At the international level, the differences between people and their living situations are all too plain. The only way to really harness livability to a common, culturally and socially inclusive definition of human rights is to keep definitions ambiguous and aspirational. As we move over into different uses for livability (e.g. commercial uses) and down in scale, we tend to get clearer articulations of livability that speak to more specific standards. Correspondingly, we start to lose some of the cultural openness to difference. We also start to see real closure emerge, with Metro Vancouver using livability as a control upon growth and the City of Vancouver’s by-laws outright excluding versions of livability deemed unacceptable. Ultimately, as livability becomes more carefully defined, it also becomes increasingly exclusionary. Put differently, the standardization of living overwhelms acceptance and inclusion for different lifestyles.

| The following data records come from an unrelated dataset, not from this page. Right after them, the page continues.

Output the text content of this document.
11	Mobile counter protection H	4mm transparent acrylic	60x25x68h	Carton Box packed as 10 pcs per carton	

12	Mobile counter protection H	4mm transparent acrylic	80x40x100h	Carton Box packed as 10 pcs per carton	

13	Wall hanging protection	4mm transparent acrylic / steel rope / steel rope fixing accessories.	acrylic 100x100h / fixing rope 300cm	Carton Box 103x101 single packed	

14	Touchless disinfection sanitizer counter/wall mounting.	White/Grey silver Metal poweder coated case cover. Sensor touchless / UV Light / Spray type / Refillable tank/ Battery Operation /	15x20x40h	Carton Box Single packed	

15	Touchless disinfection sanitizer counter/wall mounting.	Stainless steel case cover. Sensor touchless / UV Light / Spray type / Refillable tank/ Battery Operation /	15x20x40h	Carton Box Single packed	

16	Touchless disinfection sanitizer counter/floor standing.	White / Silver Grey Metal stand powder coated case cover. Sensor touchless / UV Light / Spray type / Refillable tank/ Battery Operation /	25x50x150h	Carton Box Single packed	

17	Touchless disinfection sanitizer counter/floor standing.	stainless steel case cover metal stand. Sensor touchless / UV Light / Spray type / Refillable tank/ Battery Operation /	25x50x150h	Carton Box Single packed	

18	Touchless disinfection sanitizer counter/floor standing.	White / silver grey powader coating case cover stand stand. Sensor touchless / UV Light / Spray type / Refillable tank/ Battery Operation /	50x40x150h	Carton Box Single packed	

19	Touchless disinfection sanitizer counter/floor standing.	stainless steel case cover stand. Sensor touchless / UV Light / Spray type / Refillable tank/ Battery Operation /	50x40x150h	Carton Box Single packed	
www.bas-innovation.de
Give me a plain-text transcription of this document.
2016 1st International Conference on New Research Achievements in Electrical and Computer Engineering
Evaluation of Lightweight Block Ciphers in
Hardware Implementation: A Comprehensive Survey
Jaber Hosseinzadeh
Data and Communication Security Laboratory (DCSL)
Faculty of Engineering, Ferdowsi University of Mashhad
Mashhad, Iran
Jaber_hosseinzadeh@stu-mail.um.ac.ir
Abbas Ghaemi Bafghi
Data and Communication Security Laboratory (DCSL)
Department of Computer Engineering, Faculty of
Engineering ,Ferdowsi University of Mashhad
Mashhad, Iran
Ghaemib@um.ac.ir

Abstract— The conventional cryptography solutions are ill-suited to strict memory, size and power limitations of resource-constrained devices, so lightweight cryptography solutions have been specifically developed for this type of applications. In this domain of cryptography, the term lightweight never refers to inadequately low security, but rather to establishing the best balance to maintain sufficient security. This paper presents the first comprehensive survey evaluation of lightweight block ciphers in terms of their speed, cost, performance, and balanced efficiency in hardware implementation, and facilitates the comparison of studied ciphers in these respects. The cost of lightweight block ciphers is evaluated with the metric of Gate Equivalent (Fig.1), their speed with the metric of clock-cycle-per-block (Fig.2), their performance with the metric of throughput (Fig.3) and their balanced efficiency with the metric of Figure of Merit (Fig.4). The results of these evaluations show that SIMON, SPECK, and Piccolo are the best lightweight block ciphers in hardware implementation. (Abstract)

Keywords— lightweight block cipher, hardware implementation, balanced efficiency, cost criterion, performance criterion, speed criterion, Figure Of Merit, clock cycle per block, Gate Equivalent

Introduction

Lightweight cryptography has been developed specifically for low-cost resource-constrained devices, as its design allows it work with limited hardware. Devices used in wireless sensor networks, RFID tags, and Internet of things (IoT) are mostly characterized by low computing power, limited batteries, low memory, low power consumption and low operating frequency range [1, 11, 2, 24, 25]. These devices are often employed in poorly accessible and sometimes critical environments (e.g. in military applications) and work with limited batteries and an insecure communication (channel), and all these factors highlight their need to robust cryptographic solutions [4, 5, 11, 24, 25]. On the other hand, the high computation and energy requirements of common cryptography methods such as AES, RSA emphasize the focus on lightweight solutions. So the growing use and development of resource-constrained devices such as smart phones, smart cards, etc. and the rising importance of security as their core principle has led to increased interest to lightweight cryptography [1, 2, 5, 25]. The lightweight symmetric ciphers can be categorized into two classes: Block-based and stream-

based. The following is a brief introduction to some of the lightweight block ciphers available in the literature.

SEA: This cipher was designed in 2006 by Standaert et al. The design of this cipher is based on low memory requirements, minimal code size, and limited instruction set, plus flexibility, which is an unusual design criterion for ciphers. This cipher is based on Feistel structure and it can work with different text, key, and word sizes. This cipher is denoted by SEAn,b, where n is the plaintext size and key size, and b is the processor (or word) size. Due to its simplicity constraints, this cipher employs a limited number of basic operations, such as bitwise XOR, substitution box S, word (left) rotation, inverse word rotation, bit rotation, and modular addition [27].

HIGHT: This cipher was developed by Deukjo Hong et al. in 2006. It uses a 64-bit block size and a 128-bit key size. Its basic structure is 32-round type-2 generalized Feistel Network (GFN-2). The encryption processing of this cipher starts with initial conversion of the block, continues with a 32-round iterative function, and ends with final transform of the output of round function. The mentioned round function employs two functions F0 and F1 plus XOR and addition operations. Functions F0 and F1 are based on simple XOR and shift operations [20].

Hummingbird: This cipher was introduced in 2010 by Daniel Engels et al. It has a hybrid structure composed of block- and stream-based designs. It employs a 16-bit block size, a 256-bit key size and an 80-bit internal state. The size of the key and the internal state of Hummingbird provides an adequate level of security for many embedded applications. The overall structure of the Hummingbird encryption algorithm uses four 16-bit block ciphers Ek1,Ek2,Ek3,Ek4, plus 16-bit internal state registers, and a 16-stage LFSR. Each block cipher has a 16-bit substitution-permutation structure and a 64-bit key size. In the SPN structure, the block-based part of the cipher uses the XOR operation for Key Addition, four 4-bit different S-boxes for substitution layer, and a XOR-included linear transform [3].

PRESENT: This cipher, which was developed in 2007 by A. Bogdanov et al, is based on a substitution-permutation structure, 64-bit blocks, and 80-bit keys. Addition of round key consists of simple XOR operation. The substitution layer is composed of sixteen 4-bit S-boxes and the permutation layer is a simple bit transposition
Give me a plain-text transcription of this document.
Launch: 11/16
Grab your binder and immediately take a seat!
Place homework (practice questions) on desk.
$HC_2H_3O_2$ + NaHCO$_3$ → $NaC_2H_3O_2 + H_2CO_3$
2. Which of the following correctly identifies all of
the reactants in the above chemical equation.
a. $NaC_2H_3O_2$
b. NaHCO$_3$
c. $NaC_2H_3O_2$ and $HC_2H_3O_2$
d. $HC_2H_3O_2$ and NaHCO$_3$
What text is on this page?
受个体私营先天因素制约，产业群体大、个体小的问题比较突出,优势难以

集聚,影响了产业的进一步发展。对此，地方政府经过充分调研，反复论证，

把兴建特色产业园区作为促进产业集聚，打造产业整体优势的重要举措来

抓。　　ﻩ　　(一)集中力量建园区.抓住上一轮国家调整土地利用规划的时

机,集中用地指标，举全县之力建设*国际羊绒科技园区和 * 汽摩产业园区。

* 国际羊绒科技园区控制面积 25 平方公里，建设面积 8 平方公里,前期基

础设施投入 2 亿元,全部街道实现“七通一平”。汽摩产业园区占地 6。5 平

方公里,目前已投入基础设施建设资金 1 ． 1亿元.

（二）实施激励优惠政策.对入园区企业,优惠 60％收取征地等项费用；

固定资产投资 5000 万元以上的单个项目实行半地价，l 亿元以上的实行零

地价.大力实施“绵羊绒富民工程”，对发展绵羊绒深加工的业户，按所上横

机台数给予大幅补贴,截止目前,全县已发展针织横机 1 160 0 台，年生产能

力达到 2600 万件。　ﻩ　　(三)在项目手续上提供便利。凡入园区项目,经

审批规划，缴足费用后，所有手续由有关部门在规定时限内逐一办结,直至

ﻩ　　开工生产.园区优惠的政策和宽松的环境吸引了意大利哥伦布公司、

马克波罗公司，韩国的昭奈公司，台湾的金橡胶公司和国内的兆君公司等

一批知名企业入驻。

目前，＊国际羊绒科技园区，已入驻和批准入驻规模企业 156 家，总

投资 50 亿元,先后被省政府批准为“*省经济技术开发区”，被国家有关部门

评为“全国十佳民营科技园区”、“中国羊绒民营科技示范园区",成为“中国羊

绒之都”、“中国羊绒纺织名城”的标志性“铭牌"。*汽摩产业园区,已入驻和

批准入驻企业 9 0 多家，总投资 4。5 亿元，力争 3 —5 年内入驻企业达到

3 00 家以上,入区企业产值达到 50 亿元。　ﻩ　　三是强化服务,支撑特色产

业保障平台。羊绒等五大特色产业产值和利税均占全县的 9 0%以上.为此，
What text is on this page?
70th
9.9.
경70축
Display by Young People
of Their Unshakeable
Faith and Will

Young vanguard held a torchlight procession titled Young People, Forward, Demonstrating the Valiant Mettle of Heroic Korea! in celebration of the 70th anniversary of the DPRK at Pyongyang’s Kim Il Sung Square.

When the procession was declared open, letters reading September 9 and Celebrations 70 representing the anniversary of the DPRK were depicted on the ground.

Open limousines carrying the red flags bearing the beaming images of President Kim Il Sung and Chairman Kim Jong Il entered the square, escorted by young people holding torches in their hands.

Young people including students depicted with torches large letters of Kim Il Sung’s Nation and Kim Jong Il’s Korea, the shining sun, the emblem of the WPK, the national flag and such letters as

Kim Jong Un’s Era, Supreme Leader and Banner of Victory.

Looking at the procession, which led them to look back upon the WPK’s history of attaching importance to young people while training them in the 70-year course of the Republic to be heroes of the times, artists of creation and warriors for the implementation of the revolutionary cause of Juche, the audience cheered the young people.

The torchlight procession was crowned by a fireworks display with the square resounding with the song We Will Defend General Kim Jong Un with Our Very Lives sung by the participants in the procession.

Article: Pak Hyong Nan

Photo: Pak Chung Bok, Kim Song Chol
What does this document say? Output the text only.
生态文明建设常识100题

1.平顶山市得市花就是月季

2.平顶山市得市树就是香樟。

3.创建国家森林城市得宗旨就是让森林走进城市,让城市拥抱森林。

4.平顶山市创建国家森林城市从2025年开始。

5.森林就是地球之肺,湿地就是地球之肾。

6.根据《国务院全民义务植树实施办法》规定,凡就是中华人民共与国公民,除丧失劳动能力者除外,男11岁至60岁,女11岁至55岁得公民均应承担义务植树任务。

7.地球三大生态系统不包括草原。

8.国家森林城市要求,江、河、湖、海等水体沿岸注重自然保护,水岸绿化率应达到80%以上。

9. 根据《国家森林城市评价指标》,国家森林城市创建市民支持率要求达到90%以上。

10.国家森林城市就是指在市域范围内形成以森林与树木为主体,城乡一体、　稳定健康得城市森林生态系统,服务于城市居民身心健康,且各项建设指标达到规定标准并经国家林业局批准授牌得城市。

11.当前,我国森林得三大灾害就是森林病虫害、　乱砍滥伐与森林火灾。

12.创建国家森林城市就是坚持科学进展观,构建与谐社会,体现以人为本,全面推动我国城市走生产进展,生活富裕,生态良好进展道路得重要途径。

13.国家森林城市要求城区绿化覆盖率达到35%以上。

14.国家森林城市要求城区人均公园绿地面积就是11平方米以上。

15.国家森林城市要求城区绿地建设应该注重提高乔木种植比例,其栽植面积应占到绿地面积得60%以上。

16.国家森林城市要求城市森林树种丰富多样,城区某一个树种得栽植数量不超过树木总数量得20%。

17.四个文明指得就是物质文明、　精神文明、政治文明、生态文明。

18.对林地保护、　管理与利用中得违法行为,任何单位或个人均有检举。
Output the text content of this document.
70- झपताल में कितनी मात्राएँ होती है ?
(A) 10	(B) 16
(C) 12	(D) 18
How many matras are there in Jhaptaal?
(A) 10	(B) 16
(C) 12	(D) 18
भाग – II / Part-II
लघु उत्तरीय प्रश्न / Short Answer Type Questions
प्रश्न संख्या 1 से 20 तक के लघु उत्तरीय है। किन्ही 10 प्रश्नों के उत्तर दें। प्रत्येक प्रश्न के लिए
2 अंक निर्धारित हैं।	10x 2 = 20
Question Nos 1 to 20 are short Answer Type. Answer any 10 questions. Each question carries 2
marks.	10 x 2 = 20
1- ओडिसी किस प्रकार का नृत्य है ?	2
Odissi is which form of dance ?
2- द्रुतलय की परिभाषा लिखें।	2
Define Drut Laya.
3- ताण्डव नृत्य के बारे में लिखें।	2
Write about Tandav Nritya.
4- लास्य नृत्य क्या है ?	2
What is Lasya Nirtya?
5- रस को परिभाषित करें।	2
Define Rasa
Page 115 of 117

What’s that you say? Put it into an animated .gif?
So be careful in working with livability as a concept. Think hard about both the inclusionary and the exclusionary aspects of relevant definitions. At the international and national levels, livability often works toward shoring up a right to housing, which is super-important.** I’m a firm believer that housing should be a right! But it’s not at all clear how you move toward defining precisely what that right entails on the ground. And in practice, the closer we get to local specifics, the more we see the articulation of livability twisted away from inclusion and toward exclusion.
*- for the seven people that might actually read my book chapter besides the very patient editor!
**- Notionally, that’s the work that Core Housing Needs should be doing within Canada, though it mostly just directs funding priorities. I’ve elsewhere written about both the promise and some of the problems of the Core Housing Needs measure.